Re: Delayed Agression When Meeting Other Dogs
Thank you for rescuing her and giving her a new chance at a loving home.
Sounds like you have a dominate little girl that will be hit or miss with every dog --- I HAVE ONE!! Banks is 8.5 yrs old and has never altered from this behavior since she was about 4 yrs. old. We did everything with her since age of 11 weeks when we brought her home. A week away at doggie-bootcamp, four level training classes, in home training, e-collar and continuous positive reinforcement over the 8.5 yrs. --- what we accomplished in all those training is identifying her triggers, establishing us as leader and keeping her in control.
A few things to consider, if you already know this behavior you may need to accept this is who she is and keep her pack and interactions to a small circle. This does not mean she has to be away from all dogs, just you have to be aware of her triggers and know how she will respond (good or bad) BEFORE you let her or them approach.

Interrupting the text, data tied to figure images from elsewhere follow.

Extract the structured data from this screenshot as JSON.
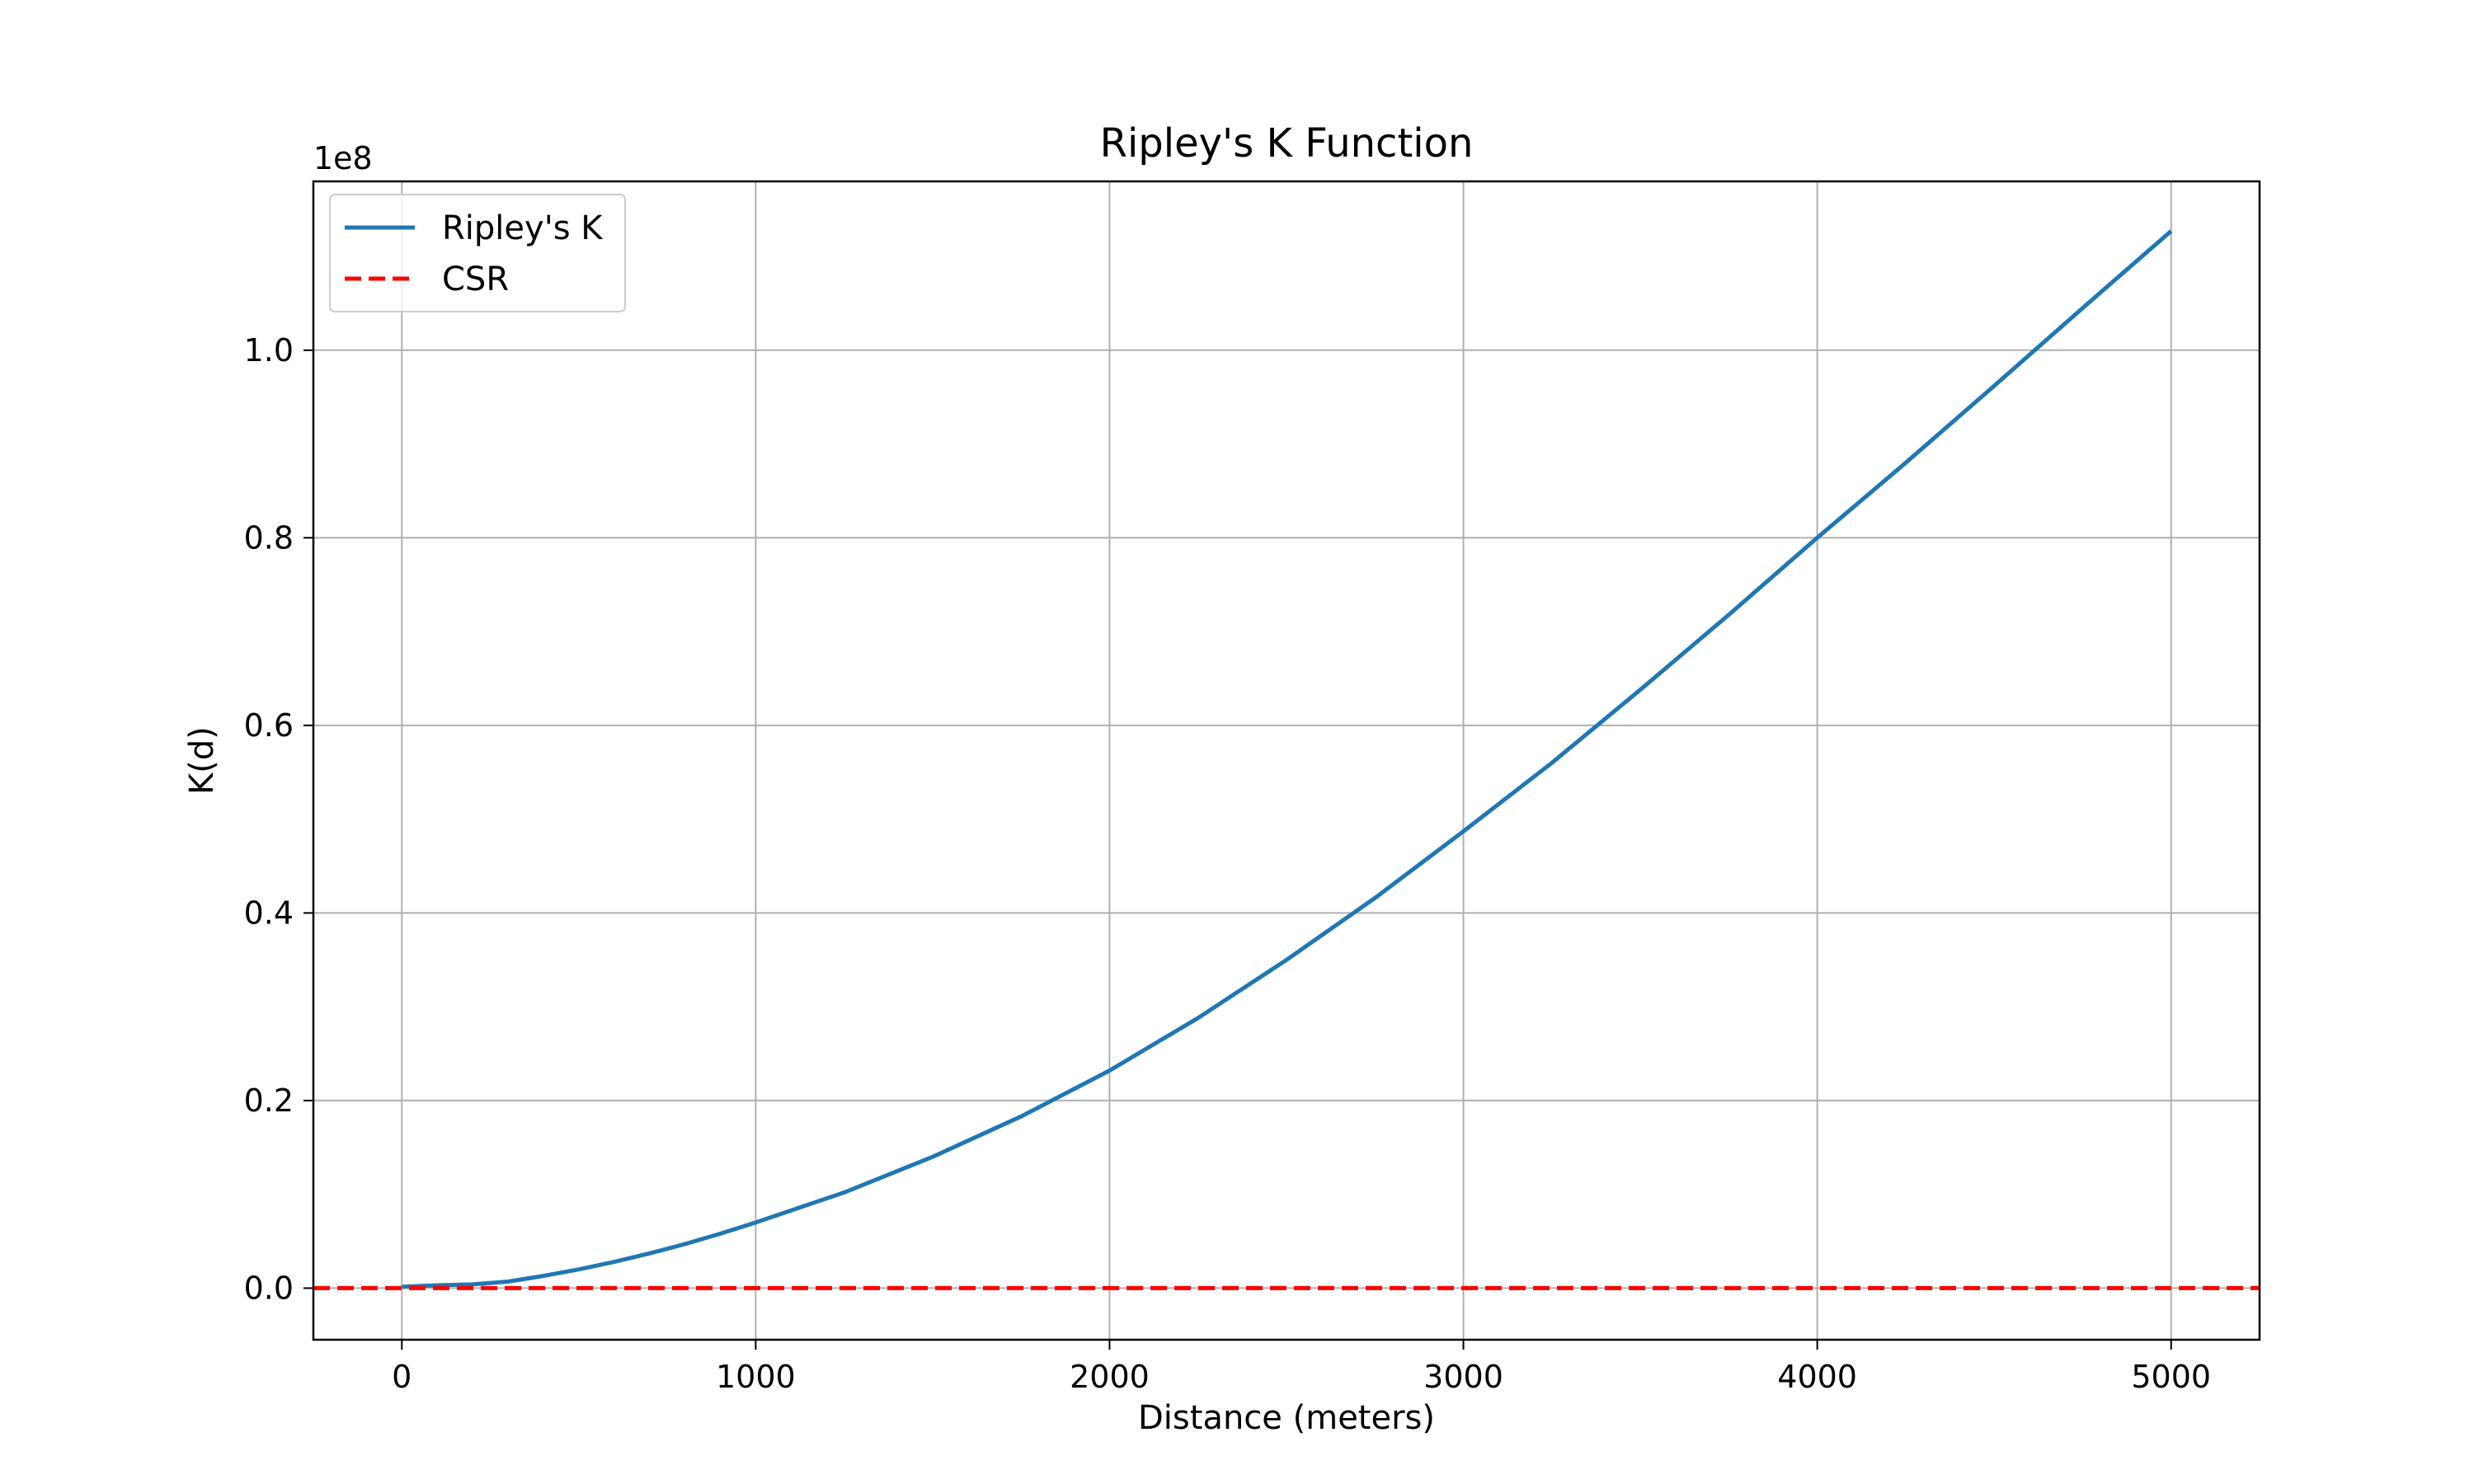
{
  "chart_data": {
    "type": "line",
    "title": "Ripley's K Function",
    "xlabel": "Distance (meters)",
    "ylabel": "K(d)",
    "y_offset_label": "1e8",
    "xlim": [
      -250,
      5250
    ],
    "ylim": [
      -0.055,
      1.18
    ],
    "y_unit_multiplier": 100000000,
    "x_ticks": [
      0,
      1000,
      2000,
      3000,
      4000,
      5000
    ],
    "x_tick_labels": [
      "0",
      "1000",
      "2000",
      "3000",
      "4000",
      "5000"
    ],
    "y_ticks": [
      0.0,
      0.2,
      0.4,
      0.6,
      0.8,
      1.0
    ],
    "y_tick_labels": [
      "0.0",
      "0.2",
      "0.4",
      "0.6",
      "0.8",
      "1.0"
    ],
    "grid": true,
    "legend_position": "top-left",
    "series": [
      {
        "name": "Ripley's K",
        "color": "#1f77b4",
        "style": "solid",
        "x": [
          0,
          100,
          200,
          300,
          400,
          500,
          600,
          700,
          800,
          900,
          1000,
          1250,
          1500,
          1750,
          2000,
          2250,
          2500,
          2750,
          3000,
          3250,
          3500,
          3750,
          4000,
          4250,
          4500,
          4750,
          5000
        ],
        "y": [
          0.0015,
          0.003,
          0.004,
          0.007,
          0.013,
          0.02,
          0.028,
          0.037,
          0.047,
          0.058,
          0.07,
          0.102,
          0.14,
          0.183,
          0.232,
          0.288,
          0.35,
          0.416,
          0.487,
          0.56,
          0.638,
          0.718,
          0.8,
          0.88,
          0.962,
          1.045,
          1.127
        ]
      },
      {
        "name": "CSR",
        "color": "#ff0000",
        "style": "dashed",
        "x": [
          -250,
          5250
        ],
        "y": [
          0.0,
          0.0
        ]
      }
    ]
  }
}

A lot of this is on you and not her as she is just being who she is and you will need to know how to prevent or re-direct. The fact that she listens to you upon leash correction she does see you as her 'leader', which is a BIG win for you.
My sister has a Pug that Banks will play with here in her yard, but if we take Banks to my sister's house, she wants to eat Pugsley. Why.... that is his 'turf' and Banks wants to take it over. It is all about being the Queen-bee no matter where she is.
When our Nitschke passed, he was older than her, we were given the opportunity to adopt an 8 mth old Frenchie. We consulted two different trainers we worked with for Banks, and both told us, NOT to get him as Banks will only ever accept a young male puppy into the home. Well, we did not listen, we took a full week doing off sight, neutral ground meetings, took them for a 15 min walk BEFORE entering the home the night we brought him to the house for a weekend trial (brought him home)... all went well. That was 2 years ago and do not get me wrong, she OWNS him and thinks she owns the house. she will attack him for no reason at times and has even drawn blood, but over all they play well, share and even sleep together. He respects her as above him and she lets him know when he gets too big for his bridges. My point to this is, this is her make up, who she is and we. as her owners, have to know ow to control her and keep her inline, which you may be looking at having to do.
I am just a message away.... let me know if you have any questions, more than happy to help!
There is a part of your heart not alive until a bulldog has entered your life.